15 Indien de eigenaar erbij was, zal hij geen vergoeding
geven. Indien het gehuurd was , is de schade in de huurprijs
inbegrepen. 16 Wanneer iemand een maagd verleidt, die
niet ondertrouwd is, en gemeenschap met haar heeft, dan zal hij haar
tegen de volle bruidsprijs tot vrouw nemen. 17 Indien
haar vader ten stelligste weigert haar aan hem te geven, dan zal hij
de bruidsprijs der maagden aan zilver afwegen. 18 Een
tovenares zult gij niet in leven laten. 19 Al wie met
een dier gemeenschap heeft , zal zeker ter dood gebracht worden.

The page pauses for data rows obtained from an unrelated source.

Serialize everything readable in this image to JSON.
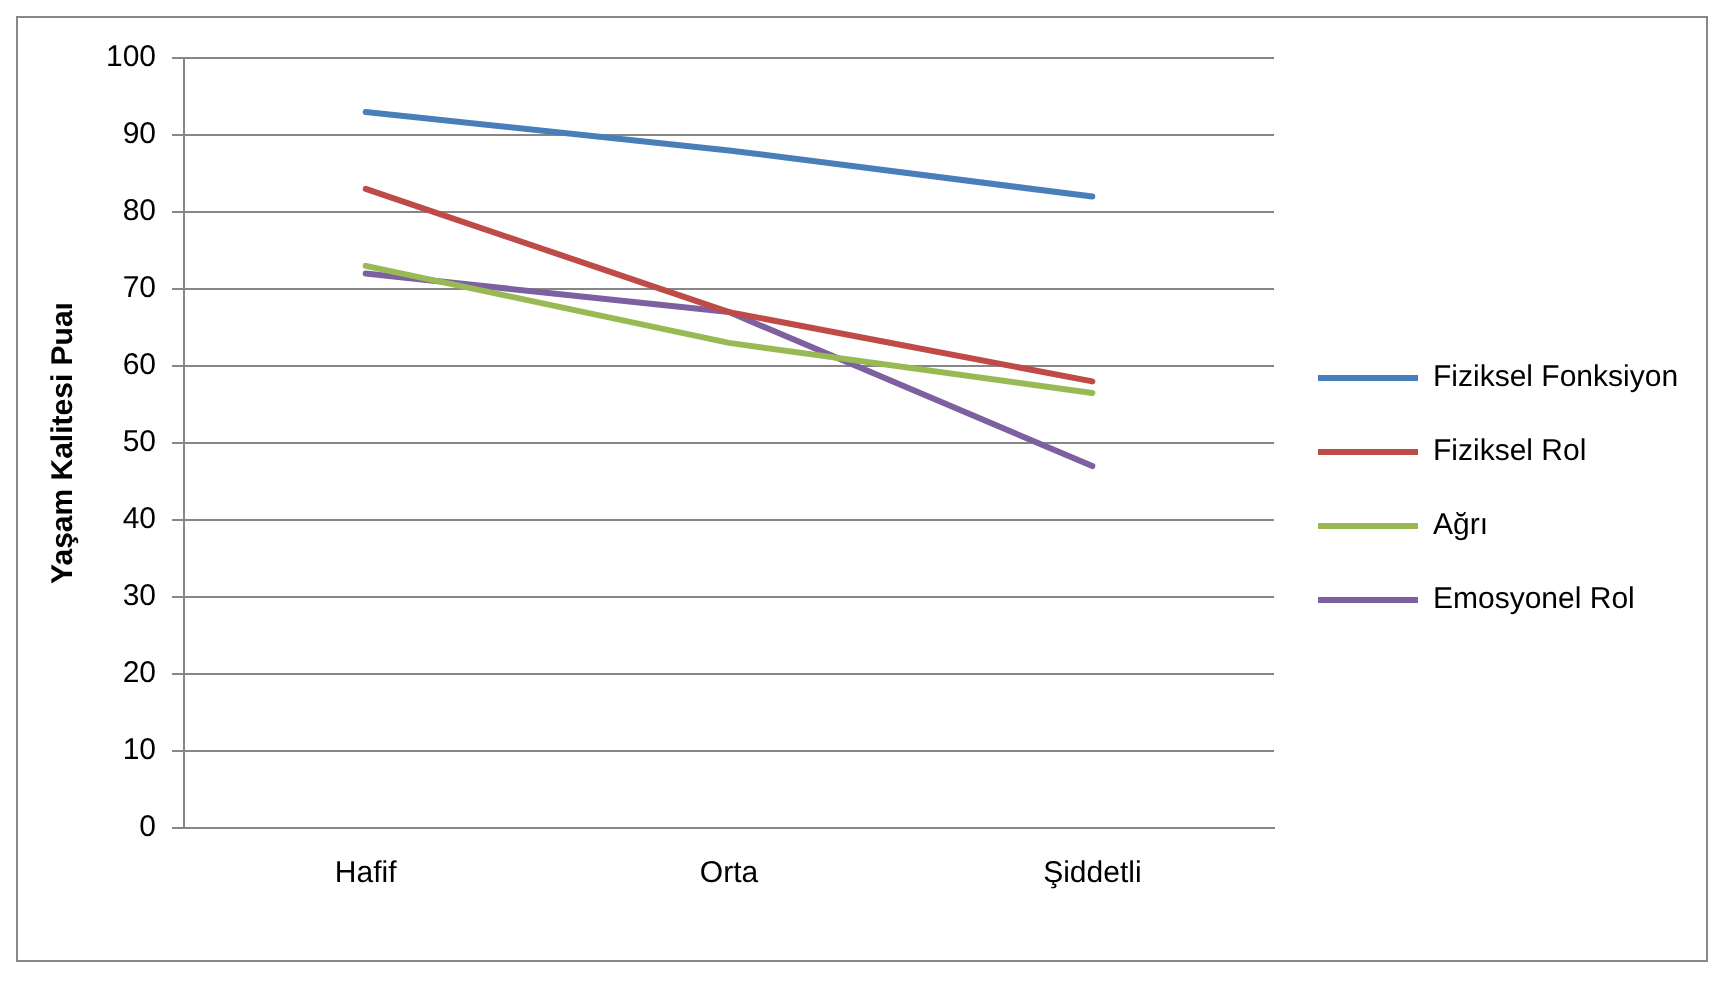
{
  "chart_data": {
    "type": "line",
    "ylabel": "Yaşam Kalitesi Puaı",
    "categories": [
      "Hafif",
      "Orta",
      "Şiddetli"
    ],
    "series": [
      {
        "name": "Fiziksel Fonksiyon",
        "color": "#4a7ebb",
        "values": [
          93,
          88,
          82
        ]
      },
      {
        "name": "Fiziksel Rol",
        "color": "#be4b48",
        "values": [
          83,
          67,
          58
        ]
      },
      {
        "name": "Ağrı",
        "color": "#98b954",
        "values": [
          73,
          63,
          56.5
        ]
      },
      {
        "name": "Emosyonel Rol",
        "color": "#7d60a0",
        "values": [
          72,
          67,
          47
        ]
      }
    ],
    "ylim": [
      0,
      100
    ],
    "yticks": [
      0,
      10,
      20,
      30,
      40,
      50,
      60,
      70,
      80,
      90,
      100
    ],
    "grid": "y",
    "legend": "right",
    "marker": "none",
    "line_style": "solid"
  }
}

20 Wie aan de goden offert, behalve aan de Eeuwige alleen, zal
met de ban geslagen worden. 21 Een vreemdeling zult gij
niet onderdrukken , noch hem benauwen, want gij zijt vreemdelingen
geweest in het land Egypte. 22 Geen enkele weduwe of
wees zult gij verdrukken. 23 Indien gij dezen toch
verdrukt, voorzeker zal Ik, indien zij luide tot Mij roepen,
hun geroep horen, 24 en mijn toorn zal ontbranden en Ik
zal u met het zwaard doden, zodat uw vrouwen weduwen worden en uw
kinderen wezen. 25 Indien gij aan mijn volk, aan de arme bij
u, geld leent, zult gij u niet als een schuldeiser jegens hem
gedragen: gij zult hem geen rente opleggen. 26 Indien
gij het opperkleed van uw naaste tot pand neemt, zult gij het hem
voor zonsondergang teruggeven, 27 want dat is zijn enige
bedekking, dat is de bekleding voor zijn huid. Waarin zal hij zich
te ruste leggen? Wanneer hij tot Mij om hulp zal roepen, zal Ik
horen , want Ik ben genadig. 28 De goden zult gij niet
vervloeken en een vorst onder uw volk zult gij niet verwensen.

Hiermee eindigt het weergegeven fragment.